Oral glucose tolerance test

To test glucose homeostasis we performed oral glucose tolerance tests (ogtt). At 10 weeks of age, all mice were overnight fasted and subjected to an ogtt. Glucose levels were measured after oral glucose administration (2 g/kg) at 0, 15, 30, 60 and 120 minutes. This strategy was repeated at 20 and 40 weeks of age. Ageing-related changes of glucose measurements at the independent time points were compared using an age-by-genotype interaction in generalized estimating equations. We have chosen this approach because this is a very comparable strategy to that used in the human study, in which ageing-dependent changes in glucose levels at 30 and 60 minutes were observed8. Glucose dynamics at independent ages are shown in supplementary figure 1.

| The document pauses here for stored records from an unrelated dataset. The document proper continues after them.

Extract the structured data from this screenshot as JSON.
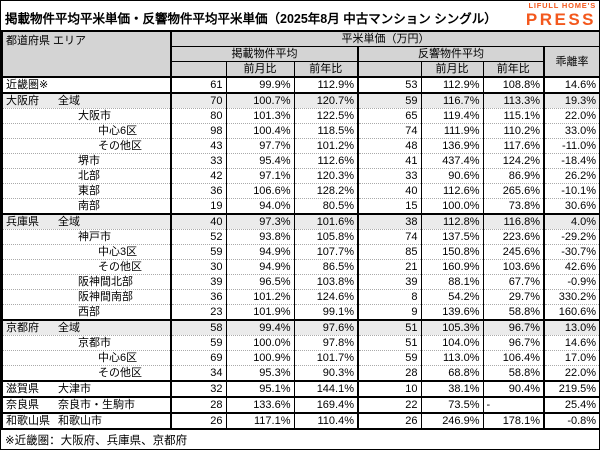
{
  "logo": {
    "line1": "LIFULL HOME'S",
    "line2": "PRESS"
  },
  "colors": {
    "logo_orange": "#f3581d",
    "header_bg": "#d4d4d4",
    "shaded_row_bg": "#ebebeb"
  },
  "chart_data": {
    "type": "table",
    "title": "掲載物件平均平米単価・反響物件平均平米単価（2025年8月 中古マンション シングル）",
    "footnote": "※近畿圏：大阪府、兵庫県、京都府",
    "header": {
      "area": "都道府県 エリア",
      "unit_group": "平米単価（万円）",
      "listed_group": "掲載物件平均",
      "response_group": "反響物件平均",
      "mom": "前月比",
      "yoy": "前年比",
      "deviation": "乖離率"
    },
    "rows": [
      {
        "pref": "近畿圏※",
        "area": "",
        "indent": 1,
        "listed": "61",
        "listed_mom": "99.9%",
        "listed_yoy": "112.9%",
        "resp": "53",
        "resp_mom": "112.9%",
        "resp_yoy": "108.8%",
        "dev": "14.6%",
        "shaded": false,
        "section": true
      },
      {
        "pref": "大阪府",
        "area": "全域",
        "indent": 1,
        "listed": "70",
        "listed_mom": "100.7%",
        "listed_yoy": "120.7%",
        "resp": "59",
        "resp_mom": "116.7%",
        "resp_yoy": "113.3%",
        "dev": "19.3%",
        "shaded": true,
        "section": true
      },
      {
        "pref": "",
        "area": "大阪市",
        "indent": 2,
        "listed": "80",
        "listed_mom": "101.3%",
        "listed_yoy": "122.5%",
        "resp": "65",
        "resp_mom": "119.4%",
        "resp_yoy": "115.1%",
        "dev": "22.0%",
        "shaded": false,
        "section": false
      },
      {
        "pref": "",
        "area": "中心6区",
        "indent": 3,
        "listed": "98",
        "listed_mom": "100.4%",
        "listed_yoy": "118.5%",
        "resp": "74",
        "resp_mom": "111.9%",
        "resp_yoy": "110.2%",
        "dev": "33.0%",
        "shaded": false,
        "section": false
      },
      {
        "pref": "",
        "area": "その他区",
        "indent": 3,
        "listed": "43",
        "listed_mom": "97.7%",
        "listed_yoy": "101.2%",
        "resp": "48",
        "resp_mom": "136.9%",
        "resp_yoy": "117.6%",
        "dev": "-11.0%",
        "shaded": false,
        "section": false
      },
      {
        "pref": "",
        "area": "堺市",
        "indent": 2,
        "listed": "33",
        "listed_mom": "95.4%",
        "listed_yoy": "112.6%",
        "resp": "41",
        "resp_mom": "437.4%",
        "resp_yoy": "124.2%",
        "dev": "-18.4%",
        "shaded": false,
        "section": false
      },
      {
        "pref": "",
        "area": "北部",
        "indent": 2,
        "listed": "42",
        "listed_mom": "97.1%",
        "listed_yoy": "120.3%",
        "resp": "33",
        "resp_mom": "90.6%",
        "resp_yoy": "86.9%",
        "dev": "26.2%",
        "shaded": false,
        "section": false
      },
      {
        "pref": "",
        "area": "東部",
        "indent": 2,
        "listed": "36",
        "listed_mom": "106.6%",
        "listed_yoy": "128.2%",
        "resp": "40",
        "resp_mom": "112.6%",
        "resp_yoy": "265.6%",
        "dev": "-10.1%",
        "shaded": false,
        "section": false
      },
      {
        "pref": "",
        "area": "南部",
        "indent": 2,
        "listed": "19",
        "listed_mom": "94.0%",
        "listed_yoy": "80.5%",
        "resp": "15",
        "resp_mom": "100.0%",
        "resp_yoy": "73.8%",
        "dev": "30.6%",
        "shaded": false,
        "section": false
      },
      {
        "pref": "兵庫県",
        "area": "全域",
        "indent": 1,
        "listed": "40",
        "listed_mom": "97.3%",
        "listed_yoy": "101.6%",
        "resp": "38",
        "resp_mom": "112.8%",
        "resp_yoy": "116.8%",
        "dev": "4.0%",
        "shaded": true,
        "section": true
      },
      {
        "pref": "",
        "area": "神戸市",
        "indent": 2,
        "listed": "52",
        "listed_mom": "93.8%",
        "listed_yoy": "105.8%",
        "resp": "74",
        "resp_mom": "137.5%",
        "resp_yoy": "223.6%",
        "dev": "-29.2%",
        "shaded": false,
        "section": false
      },
      {
        "pref": "",
        "area": "中心3区",
        "indent": 3,
        "listed": "59",
        "listed_mom": "94.9%",
        "listed_yoy": "107.7%",
        "resp": "85",
        "resp_mom": "150.8%",
        "resp_yoy": "245.6%",
        "dev": "-30.7%",
        "shaded": false,
        "section": false
      },
      {
        "pref": "",
        "area": "その他区",
        "indent": 3,
        "listed": "30",
        "listed_mom": "94.9%",
        "listed_yoy": "86.5%",
        "resp": "21",
        "resp_mom": "160.9%",
        "resp_yoy": "103.6%",
        "dev": "42.6%",
        "shaded": false,
        "section": false
      },
      {
        "pref": "",
        "area": "阪神間北部",
        "indent": 2,
        "listed": "39",
        "listed_mom": "96.5%",
        "listed_yoy": "103.8%",
        "resp": "39",
        "resp_mom": "88.1%",
        "resp_yoy": "67.7%",
        "dev": "-0.9%",
        "shaded": false,
        "section": false
      },
      {
        "pref": "",
        "area": "阪神間南部",
        "indent": 2,
        "listed": "36",
        "listed_mom": "101.2%",
        "listed_yoy": "124.6%",
        "resp": "8",
        "resp_mom": "54.2%",
        "resp_yoy": "29.7%",
        "dev": "330.2%",
        "shaded": false,
        "section": false
      },
      {
        "pref": "",
        "area": "西部",
        "indent": 2,
        "listed": "23",
        "listed_mom": "101.9%",
        "listed_yoy": "99.1%",
        "resp": "9",
        "resp_mom": "139.6%",
        "resp_yoy": "58.8%",
        "dev": "160.6%",
        "shaded": false,
        "section": false
      },
      {
        "pref": "京都府",
        "area": "全域",
        "indent": 1,
        "listed": "58",
        "listed_mom": "99.4%",
        "listed_yoy": "97.6%",
        "resp": "51",
        "resp_mom": "105.3%",
        "resp_yoy": "96.7%",
        "dev": "13.0%",
        "shaded": true,
        "section": true
      },
      {
        "pref": "",
        "area": "京都市",
        "indent": 2,
        "listed": "59",
        "listed_mom": "100.0%",
        "listed_yoy": "97.8%",
        "resp": "51",
        "resp_mom": "104.0%",
        "resp_yoy": "96.7%",
        "dev": "14.6%",
        "shaded": false,
        "section": false
      },
      {
        "pref": "",
        "area": "中心6区",
        "indent": 3,
        "listed": "69",
        "listed_mom": "100.9%",
        "listed_yoy": "101.7%",
        "resp": "59",
        "resp_mom": "113.0%",
        "resp_yoy": "106.4%",
        "dev": "17.0%",
        "shaded": false,
        "section": false
      },
      {
        "pref": "",
        "area": "その他区",
        "indent": 3,
        "listed": "34",
        "listed_mom": "95.3%",
        "listed_yoy": "90.3%",
        "resp": "28",
        "resp_mom": "68.8%",
        "resp_yoy": "58.8%",
        "dev": "22.0%",
        "shaded": false,
        "section": false
      },
      {
        "pref": "滋賀県",
        "area": "大津市",
        "indent": 1,
        "listed": "32",
        "listed_mom": "95.1%",
        "listed_yoy": "144.1%",
        "resp": "10",
        "resp_mom": "38.1%",
        "resp_yoy": "90.4%",
        "dev": "219.5%",
        "shaded": false,
        "section": true
      },
      {
        "pref": "奈良県",
        "area": "奈良市・生駒市",
        "indent": 1,
        "listed": "28",
        "listed_mom": "133.6%",
        "listed_yoy": "169.4%",
        "resp": "22",
        "resp_mom": "73.5%",
        "resp_yoy": "-",
        "dev": "25.4%",
        "shaded": false,
        "section": true
      },
      {
        "pref": "和歌山県",
        "area": "和歌山市",
        "indent": 1,
        "listed": "26",
        "listed_mom": "117.1%",
        "listed_yoy": "110.4%",
        "resp": "26",
        "resp_mom": "246.9%",
        "resp_yoy": "178.1%",
        "dev": "-0.8%",
        "shaded": false,
        "section": true
      }
    ]
  }
}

Dual-energy x-ray absorbance and necropsy

At 11 weeks of age (1 week after the first ogtt), 10 mice of each genotype were randomly selected and subjected to a dual-energy x-ray absorbance (DEXA) scan (pDEXA, Norland Stratec Medizintechnik GmbH, Birkenfeld, Germany). The remaining 10 animals underwent a DEXA scan at 41 weeks (1 week after the third ogtt). Lean and fat mass were determined with the software supplied by the manufacturer. Changes during ageing were compared between the genotypes using a general linear model with an age-by-genotype interaction. Directly after the DEXA scan, animals were sacrificed and fat depots were excised and weighted. The next fat depots were excised: posterior (hind body) and anterior (front body) subcutaneous, mesenterial (intestines), perirenal (kidney), epididymal (testis) and interscapular (between shoulder blades) fat. In order to analyze differences independent of ageing, t-tests were performed.

Statistics

In order to make this study as much comparable as possible to the human study, we focused on genotype-by-age interactions, as a measure of changes in phenotype during ageing using general estimating equations (for repeated measurements in the same mice, ogtt analyses) and general linear models (for repeated measurements in different mice, DEXA scan and necropsies). For ease of interpretation, we also analyzed time independent changes using t-tests). All mentioned statistics were performed using IBM SPSS statistics 19 (SPSS, Inc. and IBM company, New York, USA).